More than 102,000 additional social houses are currently needed across the state, and 54,700 affordable houses are also needed with nearly 13 per cent of Queenslanders spending more than 30 per cent of their income on rent.

By 2036, Queensland is projected to need 254,300 more social and affordable houses – the second-highest unmet need behind NSW, the report found.

The new figures come from a UNSW City Futures Research Centre report on social housing shortfall across Australia.

Regional social housing shortfalls are higher than in Brisbane, the data shows, but Brisbane residents are slightly more likely to be spending more of their income on rent.

Housing Minister Mick de Brenni said housing affordability was a “big issue” for Queensland.

“Through the Palaszczuk government’s $1.8 billion Queensland Housing Strategy, Labor is driving key reforms and targeted investment across the housing continuum,” he said.

“The Strategy commits us to build more than 1000 affordable homes for Queenslanders, as well as a further 4522 new social homes to help ensure everyone has a safe, secure and stable place to live.”

Lead researcher Laurence Troy said 22.5 per cent of Australia’s entire housing growth must go to social housing to meet demand into the future.

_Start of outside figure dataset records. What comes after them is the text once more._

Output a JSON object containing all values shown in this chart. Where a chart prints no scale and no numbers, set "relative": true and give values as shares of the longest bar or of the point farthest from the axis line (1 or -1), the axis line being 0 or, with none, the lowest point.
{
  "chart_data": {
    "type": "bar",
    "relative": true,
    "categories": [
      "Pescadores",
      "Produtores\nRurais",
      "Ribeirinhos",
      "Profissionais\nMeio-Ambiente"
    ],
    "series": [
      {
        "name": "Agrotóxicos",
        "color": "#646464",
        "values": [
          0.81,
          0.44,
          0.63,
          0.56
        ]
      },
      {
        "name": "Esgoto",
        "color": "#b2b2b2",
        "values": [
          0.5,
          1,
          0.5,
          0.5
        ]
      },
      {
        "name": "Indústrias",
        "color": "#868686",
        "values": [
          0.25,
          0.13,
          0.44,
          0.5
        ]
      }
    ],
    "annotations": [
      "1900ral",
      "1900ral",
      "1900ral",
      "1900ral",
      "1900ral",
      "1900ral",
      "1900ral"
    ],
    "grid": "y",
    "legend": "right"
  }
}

“Our analysis shows that the sheer number of households in rental stress across the country means that if we’re going to meet the need, at least 12 per cent of all our housing by 2036 will need to be social and affordable housing – which is a very reasonable ambition in global terms,” Mr Troy said.

“To cover the backlog of unmet need and future need in Australia two in 10 new homes will need to be for social housing over the next 20 years, and a further one in ten for below-market affordable rental housing.”

Mr Troy said the research’s financial modelling found the “best and cheapest way” for governments to meet the need for social housing was to fund it through upfront grants and low-interest government financing.

“Delivering below market rental housing through the not-for-profit sector, as opposed to the private equity model, will save $3 billion a year by removing developer mark-ups and shareholder returns,” he said.

The financial modelling was commissioned by the NSW community housing sector.

Mr de Brenni said the state government was “listening” through its recent public consultation on rental reform and was committed to investing in affordable housing in partnership with community housing, to provide more subsidied homes for low income earners.

“We heard Queenslanders are struggling to afford rental properties in the suburbs close to where they work,” he said.

“Through our Build-to-Rent pilot project, we are seeking to work with the private sector to increase the number of long-term, affordable rental properties for low to moderate income earners, including key workers in health, early childhood and hospitality.

“Internationally, the Build-to-Rent model is delivering fantastic outcomes and facilities for tenants and we’re looking to see what the market is open to delivering here.

“The pilot, if it proceeds, will see $70 million invested towards delivery of hundreds of affordable rental properties for key workers in inner-city areas where affordability has been identified.”

Mr de Brenni said the registrations of interest for that pilot had seen strong market interest, and the department was considering the responses before calling for expressions of interest.